Canada’s top foreign affairs official, Deputy Minister Marta Morgan, announced her retirement on Tuesday in the wake of various scandals affecting the Canadian diplomatic network.
“I am writing to advise you that after 35 years in the public service, I will be retiring at the end of August,” wrote Marta Morgan to employees of Global Affairs Canada.
In the email, dated Tuesday and obtained by The duty, she says she informed the clerk of her departure in the spring. The first female Deputy Minister of Foreign Affairs highlights a number of accomplishments, such as the repatriation of “thousands of Canadians and Afghans when the Taliban regained power in Afghanistan” or Canada’s response to the invasion of Ukraine by Russia.
The senior Canadian diplomat has been in the background of several recent scandals at Global Affairs Canada. For example, she would have been aware of the sending of her protocol officer, Yasemin Heinbecker, to a reception held at the Russian Embassy in Ottawa in June, as revealed by the daily. The Globe and Mail.
The same newspaper revealed in August that locally hired Ukrainians would have been abandoned by Canada at the time of the invasion. And this, even if sources of the Globe and Mail claim that these Ukrainian employees of Canada were “probably” on a list of Russian targets.
Canada’s Minister of Foreign Affairs, Mélanie Joly, repeated before a parliamentary committee last week that she was not aware of the existence of such a list, without refuting the rest of the information published.

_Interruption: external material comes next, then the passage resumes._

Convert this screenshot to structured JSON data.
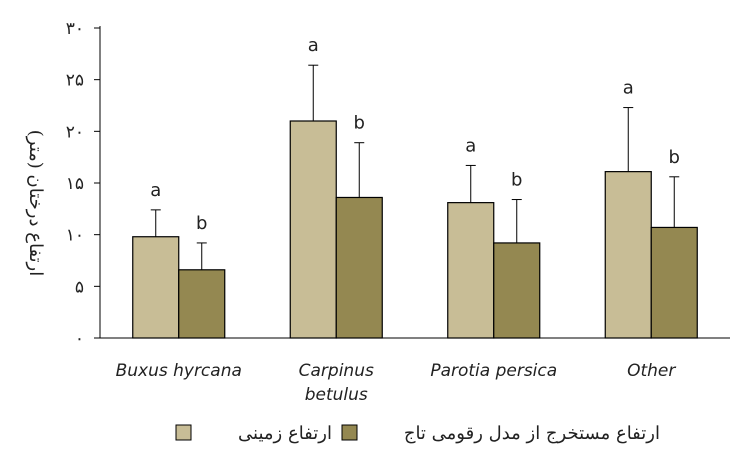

“We are not aware of any list,” said Marta Morgan herself, invited to testify before the Foreign Affairs Committee.
In addition, Canada gave the green light to send six turbines to the Russian company Gazprom, a decision criticized by Ukraine and described as a “dangerous precedent” by the Ukrainian ambassador.
Ultimately, The duty revealed in December 2020 that Global Affairs Canada’s senior management was made up mostly of English-speaking leaders, including its four deputy ministers, including Marta Morgan. Experts and employees have criticized the fact that English-speaking managers without diplomatic experience have been placed in these positions.
In the senior public service, Marta Morgan spent the last ten years with Industry Canada, the Department of Finance Canada, Immigration, Refugees and Citizenship Canada, and finally Global Affairs Canada.
In a statement sent to the To have to, Minister Mélanie Joly hailed “the great dedication to public service” of Marta Morgan. “As we go through an unprecedented period of instability around the world, his advice has been invaluable. I offer him and his family the best wishes for a beautiful and well-deserved retirement”.